At the cove, they lined up, breathless and staring out to sea, to watch the boat come in against the sunset. They stood waiting like uneven fence posts. There was Deen, who towered beside Jinny and now leaned to set the bell gently back on its hook, and little Sam, beside him. There was thin Eevie, frowning at the lapping water as though it had done something wrong, and Oz and Jak, jostling each other. Joon stood tall and straight at one end of the line, her gaze intent on the sea, and Nat waited patiently beside her, a book clutched in her hands. Then there was Ben, just a year below Jinny and almost exactly her height, smiling his easy smile as he stared out at the water patiently.

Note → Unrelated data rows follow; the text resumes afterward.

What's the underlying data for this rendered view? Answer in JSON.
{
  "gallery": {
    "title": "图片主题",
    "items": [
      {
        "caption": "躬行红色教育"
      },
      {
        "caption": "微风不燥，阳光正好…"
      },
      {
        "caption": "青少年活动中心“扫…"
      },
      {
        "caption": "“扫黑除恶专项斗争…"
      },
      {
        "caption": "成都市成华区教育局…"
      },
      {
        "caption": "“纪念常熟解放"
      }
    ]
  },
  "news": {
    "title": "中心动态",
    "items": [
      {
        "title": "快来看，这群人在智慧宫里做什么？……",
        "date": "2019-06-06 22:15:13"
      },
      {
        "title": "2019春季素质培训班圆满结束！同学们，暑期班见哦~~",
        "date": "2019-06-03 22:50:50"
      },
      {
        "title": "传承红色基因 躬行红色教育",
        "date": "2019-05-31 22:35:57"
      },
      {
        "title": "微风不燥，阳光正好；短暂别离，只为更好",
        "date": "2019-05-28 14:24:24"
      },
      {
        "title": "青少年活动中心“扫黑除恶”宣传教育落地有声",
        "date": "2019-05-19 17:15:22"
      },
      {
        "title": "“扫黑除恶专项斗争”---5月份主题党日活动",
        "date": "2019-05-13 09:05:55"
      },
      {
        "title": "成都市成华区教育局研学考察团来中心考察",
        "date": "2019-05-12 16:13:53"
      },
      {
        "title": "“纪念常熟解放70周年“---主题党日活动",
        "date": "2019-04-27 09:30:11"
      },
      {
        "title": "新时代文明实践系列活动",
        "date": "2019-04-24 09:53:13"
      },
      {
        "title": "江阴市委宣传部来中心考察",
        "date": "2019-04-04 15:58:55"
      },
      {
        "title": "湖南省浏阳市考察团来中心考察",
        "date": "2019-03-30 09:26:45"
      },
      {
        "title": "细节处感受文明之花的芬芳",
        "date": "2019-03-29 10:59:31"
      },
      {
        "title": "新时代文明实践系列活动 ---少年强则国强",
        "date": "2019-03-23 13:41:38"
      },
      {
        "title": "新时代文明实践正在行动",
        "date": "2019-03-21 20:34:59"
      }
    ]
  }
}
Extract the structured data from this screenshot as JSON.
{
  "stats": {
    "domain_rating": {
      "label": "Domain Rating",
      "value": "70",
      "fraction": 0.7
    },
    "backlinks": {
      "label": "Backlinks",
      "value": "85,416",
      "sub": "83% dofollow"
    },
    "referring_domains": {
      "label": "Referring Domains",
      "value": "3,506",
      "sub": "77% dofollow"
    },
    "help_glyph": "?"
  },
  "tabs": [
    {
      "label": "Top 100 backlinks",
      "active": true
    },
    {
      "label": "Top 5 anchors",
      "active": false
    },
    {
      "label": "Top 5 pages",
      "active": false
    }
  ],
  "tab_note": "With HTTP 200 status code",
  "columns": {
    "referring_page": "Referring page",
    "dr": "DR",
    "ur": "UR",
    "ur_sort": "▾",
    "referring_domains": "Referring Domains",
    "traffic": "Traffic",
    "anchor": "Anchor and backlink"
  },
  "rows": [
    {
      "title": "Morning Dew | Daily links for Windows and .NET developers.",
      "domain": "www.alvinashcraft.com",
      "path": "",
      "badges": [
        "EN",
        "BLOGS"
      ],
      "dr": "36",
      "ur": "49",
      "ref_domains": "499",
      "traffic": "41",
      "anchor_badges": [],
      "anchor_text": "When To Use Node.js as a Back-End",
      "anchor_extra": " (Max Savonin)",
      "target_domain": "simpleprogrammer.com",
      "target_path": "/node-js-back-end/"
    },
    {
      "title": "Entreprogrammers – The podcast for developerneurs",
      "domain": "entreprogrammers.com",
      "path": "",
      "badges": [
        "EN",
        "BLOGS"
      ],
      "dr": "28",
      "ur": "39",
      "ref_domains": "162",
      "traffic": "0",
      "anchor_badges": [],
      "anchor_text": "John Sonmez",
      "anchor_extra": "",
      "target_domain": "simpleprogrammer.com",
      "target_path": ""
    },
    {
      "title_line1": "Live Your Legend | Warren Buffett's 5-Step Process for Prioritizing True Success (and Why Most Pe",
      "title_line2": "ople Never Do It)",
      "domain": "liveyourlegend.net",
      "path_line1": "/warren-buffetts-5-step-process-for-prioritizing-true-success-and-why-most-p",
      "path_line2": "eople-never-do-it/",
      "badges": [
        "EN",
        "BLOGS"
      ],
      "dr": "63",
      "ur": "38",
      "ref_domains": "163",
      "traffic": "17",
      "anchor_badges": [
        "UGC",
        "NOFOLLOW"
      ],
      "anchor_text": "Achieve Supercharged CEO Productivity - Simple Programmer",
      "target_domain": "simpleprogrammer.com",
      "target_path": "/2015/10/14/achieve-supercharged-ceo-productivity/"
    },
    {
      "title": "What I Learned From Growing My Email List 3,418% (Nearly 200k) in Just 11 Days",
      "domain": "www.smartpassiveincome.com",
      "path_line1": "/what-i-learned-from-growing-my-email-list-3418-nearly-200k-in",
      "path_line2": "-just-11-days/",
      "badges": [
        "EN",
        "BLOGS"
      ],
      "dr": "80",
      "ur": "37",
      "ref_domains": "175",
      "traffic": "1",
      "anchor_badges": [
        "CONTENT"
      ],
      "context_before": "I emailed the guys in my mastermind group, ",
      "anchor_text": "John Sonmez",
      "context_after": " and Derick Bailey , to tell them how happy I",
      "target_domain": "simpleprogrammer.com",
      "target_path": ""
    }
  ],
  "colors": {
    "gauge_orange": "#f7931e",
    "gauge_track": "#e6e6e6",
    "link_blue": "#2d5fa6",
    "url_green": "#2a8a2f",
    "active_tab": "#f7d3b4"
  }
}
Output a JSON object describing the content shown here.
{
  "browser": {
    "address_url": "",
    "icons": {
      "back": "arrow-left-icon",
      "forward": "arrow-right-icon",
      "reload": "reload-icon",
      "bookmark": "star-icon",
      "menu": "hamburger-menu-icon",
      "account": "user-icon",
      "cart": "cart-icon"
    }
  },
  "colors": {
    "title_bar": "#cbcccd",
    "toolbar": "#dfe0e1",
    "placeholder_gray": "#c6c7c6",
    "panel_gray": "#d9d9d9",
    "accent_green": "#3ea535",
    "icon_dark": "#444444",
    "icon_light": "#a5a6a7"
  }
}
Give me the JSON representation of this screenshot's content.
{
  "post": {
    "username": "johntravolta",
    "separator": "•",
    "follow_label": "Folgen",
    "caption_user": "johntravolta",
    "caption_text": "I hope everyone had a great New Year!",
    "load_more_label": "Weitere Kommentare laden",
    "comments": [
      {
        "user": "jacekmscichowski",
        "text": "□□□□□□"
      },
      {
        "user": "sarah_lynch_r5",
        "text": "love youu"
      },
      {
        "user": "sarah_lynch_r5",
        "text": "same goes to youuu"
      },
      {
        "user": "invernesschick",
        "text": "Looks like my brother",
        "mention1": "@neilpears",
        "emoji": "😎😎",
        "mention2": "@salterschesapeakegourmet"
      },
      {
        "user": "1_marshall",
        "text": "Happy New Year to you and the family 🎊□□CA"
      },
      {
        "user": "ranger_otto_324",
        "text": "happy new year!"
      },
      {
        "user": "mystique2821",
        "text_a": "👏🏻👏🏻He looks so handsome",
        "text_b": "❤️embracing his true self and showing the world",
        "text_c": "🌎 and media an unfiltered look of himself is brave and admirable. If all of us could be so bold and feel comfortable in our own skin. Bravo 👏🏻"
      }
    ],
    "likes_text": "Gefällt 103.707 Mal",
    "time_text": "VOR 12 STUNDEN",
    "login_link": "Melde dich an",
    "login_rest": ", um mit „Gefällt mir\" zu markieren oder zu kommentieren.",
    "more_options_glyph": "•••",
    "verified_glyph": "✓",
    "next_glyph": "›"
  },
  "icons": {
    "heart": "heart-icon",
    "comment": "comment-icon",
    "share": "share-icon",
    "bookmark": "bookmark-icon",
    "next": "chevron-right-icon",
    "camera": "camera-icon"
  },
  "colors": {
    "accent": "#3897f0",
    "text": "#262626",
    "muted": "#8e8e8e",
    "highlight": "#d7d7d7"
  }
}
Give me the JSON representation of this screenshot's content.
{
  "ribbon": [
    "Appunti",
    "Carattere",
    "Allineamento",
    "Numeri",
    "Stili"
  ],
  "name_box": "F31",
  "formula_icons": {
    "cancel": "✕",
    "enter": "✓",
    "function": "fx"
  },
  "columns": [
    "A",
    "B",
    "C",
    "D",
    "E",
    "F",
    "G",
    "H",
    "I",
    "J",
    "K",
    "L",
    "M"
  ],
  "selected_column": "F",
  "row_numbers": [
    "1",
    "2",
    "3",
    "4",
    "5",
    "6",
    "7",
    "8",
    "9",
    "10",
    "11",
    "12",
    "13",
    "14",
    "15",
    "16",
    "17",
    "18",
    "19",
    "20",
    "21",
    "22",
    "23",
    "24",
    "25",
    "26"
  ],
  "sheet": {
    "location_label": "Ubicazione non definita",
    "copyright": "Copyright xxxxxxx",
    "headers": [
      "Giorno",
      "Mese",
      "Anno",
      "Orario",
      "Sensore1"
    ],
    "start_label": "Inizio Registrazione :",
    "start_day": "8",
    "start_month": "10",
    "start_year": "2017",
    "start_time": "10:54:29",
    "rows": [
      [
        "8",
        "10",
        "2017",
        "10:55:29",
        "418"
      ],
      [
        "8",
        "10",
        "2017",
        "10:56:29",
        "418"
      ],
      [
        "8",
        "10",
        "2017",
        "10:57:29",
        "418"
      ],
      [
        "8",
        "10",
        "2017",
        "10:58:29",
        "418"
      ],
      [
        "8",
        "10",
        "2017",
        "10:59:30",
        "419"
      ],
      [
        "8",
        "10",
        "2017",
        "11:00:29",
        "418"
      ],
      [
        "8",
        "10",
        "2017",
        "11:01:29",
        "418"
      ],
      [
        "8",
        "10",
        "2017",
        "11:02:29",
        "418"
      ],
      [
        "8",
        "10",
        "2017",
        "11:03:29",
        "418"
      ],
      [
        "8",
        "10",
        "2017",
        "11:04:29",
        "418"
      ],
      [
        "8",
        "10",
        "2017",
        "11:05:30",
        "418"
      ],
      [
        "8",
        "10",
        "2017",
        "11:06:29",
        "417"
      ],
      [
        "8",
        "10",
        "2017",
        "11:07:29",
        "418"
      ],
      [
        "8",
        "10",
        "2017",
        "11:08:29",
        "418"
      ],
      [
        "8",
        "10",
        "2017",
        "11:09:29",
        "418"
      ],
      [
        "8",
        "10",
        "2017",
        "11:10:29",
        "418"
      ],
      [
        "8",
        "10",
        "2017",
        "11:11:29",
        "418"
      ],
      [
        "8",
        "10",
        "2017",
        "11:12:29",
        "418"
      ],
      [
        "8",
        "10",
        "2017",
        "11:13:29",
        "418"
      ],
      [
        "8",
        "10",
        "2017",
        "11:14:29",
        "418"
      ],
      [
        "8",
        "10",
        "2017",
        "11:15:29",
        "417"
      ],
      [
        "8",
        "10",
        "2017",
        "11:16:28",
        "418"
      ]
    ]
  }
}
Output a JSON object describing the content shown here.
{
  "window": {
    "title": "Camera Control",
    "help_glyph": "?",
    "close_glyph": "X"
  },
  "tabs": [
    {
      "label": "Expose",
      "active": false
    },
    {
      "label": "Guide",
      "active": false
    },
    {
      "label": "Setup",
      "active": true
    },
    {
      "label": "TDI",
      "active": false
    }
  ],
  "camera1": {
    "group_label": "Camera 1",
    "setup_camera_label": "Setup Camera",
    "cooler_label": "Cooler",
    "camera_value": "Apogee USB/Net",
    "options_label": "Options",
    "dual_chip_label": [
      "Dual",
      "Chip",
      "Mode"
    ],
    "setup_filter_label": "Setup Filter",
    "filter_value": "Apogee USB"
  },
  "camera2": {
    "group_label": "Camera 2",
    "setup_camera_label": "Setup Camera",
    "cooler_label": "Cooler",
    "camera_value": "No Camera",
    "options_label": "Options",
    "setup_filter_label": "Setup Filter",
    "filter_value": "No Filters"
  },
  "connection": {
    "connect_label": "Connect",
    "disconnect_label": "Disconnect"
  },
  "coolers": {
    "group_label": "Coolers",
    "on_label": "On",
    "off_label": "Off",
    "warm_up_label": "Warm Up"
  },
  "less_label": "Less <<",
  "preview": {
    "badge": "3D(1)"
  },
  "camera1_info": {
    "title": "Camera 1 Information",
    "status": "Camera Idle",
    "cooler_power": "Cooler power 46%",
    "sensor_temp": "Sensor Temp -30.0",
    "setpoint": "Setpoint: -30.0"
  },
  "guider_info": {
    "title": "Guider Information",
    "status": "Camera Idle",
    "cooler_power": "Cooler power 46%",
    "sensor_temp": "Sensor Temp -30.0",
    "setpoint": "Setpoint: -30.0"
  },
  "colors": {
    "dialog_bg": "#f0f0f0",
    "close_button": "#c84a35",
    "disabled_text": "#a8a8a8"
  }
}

Deen had been the one to spot the small green boat, appearing through mist that wreathed the island, cutting through the whitecapped waves. Deen had lifted the bell and rung it to summon the others. Deen had been alone, briefly, with the knowledge that it was time again for a Changing.

Jinny didn’t think that was fair to Deen. After all, it was his turn to leave. He shouldn’t have had to ring the bell too and stand there on the beach, waiting alone. Jinny edged closer to him now. She took his cold hand, and Deen gripped her fingers tightly, laced them with his own, but didn’t turn to look down at her. He kept his dark eyes trained on the boat in the distance, so Jinny did the same. She wondered what he was thinking. He seemed strangely calm, unsurprised, almost like he’d been waiting for the boat. But his jaw was clenched firmly.

In a handful of silent minutes, the boat slipped into the cove and nestled its green prow in the sand at their bare feet. Then came the empty before moment. The strange heartbeat of time when the nine kids on the shore peered into the boat. Before anybody said a word. They all stared.

At the shivering child staring back.